Cependant, nous devons tenir compte de quelques expressions éparses,
dans divers mythes ; et d’un texte qui nous renseigne sur la conception et
la naissance des deux dieux Shahar (l’Aurore) et Shalim (le crépuscule).
Par
ailleurs, le mythe des luttes entre Ba’al et Yam (la mer)
pourrait aussi être la reprise du thème des luttes primordiales, similaires aux
luttes le Mardouk et Tiamat en Mésopotamie.
32 – Expressions
isolées.
321– Ces expressions
isolées permettant d’imaginer ce que les Ugaritains croyaient sur les origines.
Texte 32:Le dieu El
(dieu suprême du panthéon ugaritique) habitait :
« au confluent des
deux fleuves,
à la source même des deux abîmes ».
3211- Ceci est un langage cosmogonique : El vit aux origines des
abîmes, et des fleuves qui les entourent.
On pense immédiatement
- au récit P de
la Genèse biblique : תהום Tehom et המים Ha-Maim = le chaos aqueux (Gn1,2): évoquent les « abîmes » ;
- et au récit J :ונהר יצא מעדן = « et un fleuve sortait
de l’Eden »: évoque « les
fleuves ».
3212- Les deux expressions conjuguées suggèrent deux branches d’un fleuve qui
embrasserait la terre et le firmament, ce qui peut faire penser à Gn
1,7:
ויעש אלהים את־הרקיע ויבדל בין המים אשר מתחת לרקיע ובין המים אשר מעל לרקיע
"Et Dieu fit l'étendue, et sépara les eaux qui sont au-dessous de l'étendue, d'avec les eaux qui sont au-dessus de l'étendue"

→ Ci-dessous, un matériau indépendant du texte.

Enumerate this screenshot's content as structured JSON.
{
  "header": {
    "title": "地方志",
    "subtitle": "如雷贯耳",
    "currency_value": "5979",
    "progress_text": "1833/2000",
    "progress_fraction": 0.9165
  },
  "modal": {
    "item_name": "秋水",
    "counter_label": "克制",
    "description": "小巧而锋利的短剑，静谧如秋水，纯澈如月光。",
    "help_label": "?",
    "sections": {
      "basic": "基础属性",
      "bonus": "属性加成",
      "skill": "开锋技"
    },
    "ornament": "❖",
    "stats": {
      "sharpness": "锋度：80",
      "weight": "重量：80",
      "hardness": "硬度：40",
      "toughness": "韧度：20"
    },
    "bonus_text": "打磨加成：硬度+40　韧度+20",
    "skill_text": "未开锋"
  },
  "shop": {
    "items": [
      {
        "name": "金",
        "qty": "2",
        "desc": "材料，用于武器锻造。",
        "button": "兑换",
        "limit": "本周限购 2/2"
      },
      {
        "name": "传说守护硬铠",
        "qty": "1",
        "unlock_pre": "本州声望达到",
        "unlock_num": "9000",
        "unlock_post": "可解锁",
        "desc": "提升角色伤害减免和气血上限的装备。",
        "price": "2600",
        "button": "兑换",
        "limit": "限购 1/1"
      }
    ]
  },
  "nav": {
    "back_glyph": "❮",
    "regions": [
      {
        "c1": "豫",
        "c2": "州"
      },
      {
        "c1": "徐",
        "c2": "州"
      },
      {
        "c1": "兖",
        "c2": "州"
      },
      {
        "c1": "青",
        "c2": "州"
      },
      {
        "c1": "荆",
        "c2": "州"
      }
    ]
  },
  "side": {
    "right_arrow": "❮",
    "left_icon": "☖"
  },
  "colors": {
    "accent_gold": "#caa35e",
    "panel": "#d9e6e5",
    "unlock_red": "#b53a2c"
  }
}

3213- On rapprochera aisément le nomdu
dieu El de : אל– El, pluriel אלהים Elohim, deux des
noms de Dieu (cf.
« ‘Immanu-El », Emmanuel, « Dieu avec nous »).
3214- D’ailleurs, du dieu El, comme de יהוה
– YHWH, il est dit qu’il est « sage » ; or la
sagesse est une caractéristique du dieu créateur (cf. les textes égyptiens et mésopotamiens).
322– Au dieu El,
on attribue aussi l’épithète :
Texte 33: bny bnwt =
« créateur des choses créées ».
El serait donc
l’être créateur à Ugarit, comme יהוה
– YHWH en Israël.
Par
ailleurs, on sait que – dans sa lutte contre la religion cananéenne – יהוהa pris beaucoup de caractéristiques du dieu El, avec lequel il s’est
assimilé sans difficulté (voir le § précédent, sur le nom).
323- Au dieu El,
on attribue encore l’épithète
Texte 34: ab adm =
« père de l’humanité ».
On
remarquera que le mot désignant en ugaritique l’humanité, adm,
est le même que dans la Bible : האדם– H-Adm,
l’humain (cf. note
76) ; on rapprochera cette expression, par ex., de Gn 2-3.
On
peut aussi comprendre ab adm = « protecteur de l’humanité »,
ce qui est aussi un rôle dévolu à Dieu, dans les récits de vie des Patriarches
par ex.
324– Si l’on tient compte du fait que le verbe bny (créer) relève de la
même racine que bn (fils), et que ab
signifie père, si l’on rapproche les deux expressions bny bnwt =
« créateur des choses créées » et ab adm =
« père de l’humanité », on remarque :
3241
– que les deux mots « père » et « fils » sont les mêmes en
ugaritique et en hébreu :
ab <=> אב
– AB =
père
bn <=> בן
–
BN = fils ;
3242– que les deux expressions ugaritiques bny bnwt et ab adm sont en fait exactement parallèles.
33 – Textes.
331– Comme nous l’avons vu en 314, le seul mythe de création
que nous possédions à ce jour est celui narrant l’origine de Shahar et Shalim - voir ci-dessous, 332).
En
quoi ce texte
rituel de fécondité (les textes rituels sont reconnaissables
à leurs nombreuses reprises et redites) est-il intéressant pour nous ?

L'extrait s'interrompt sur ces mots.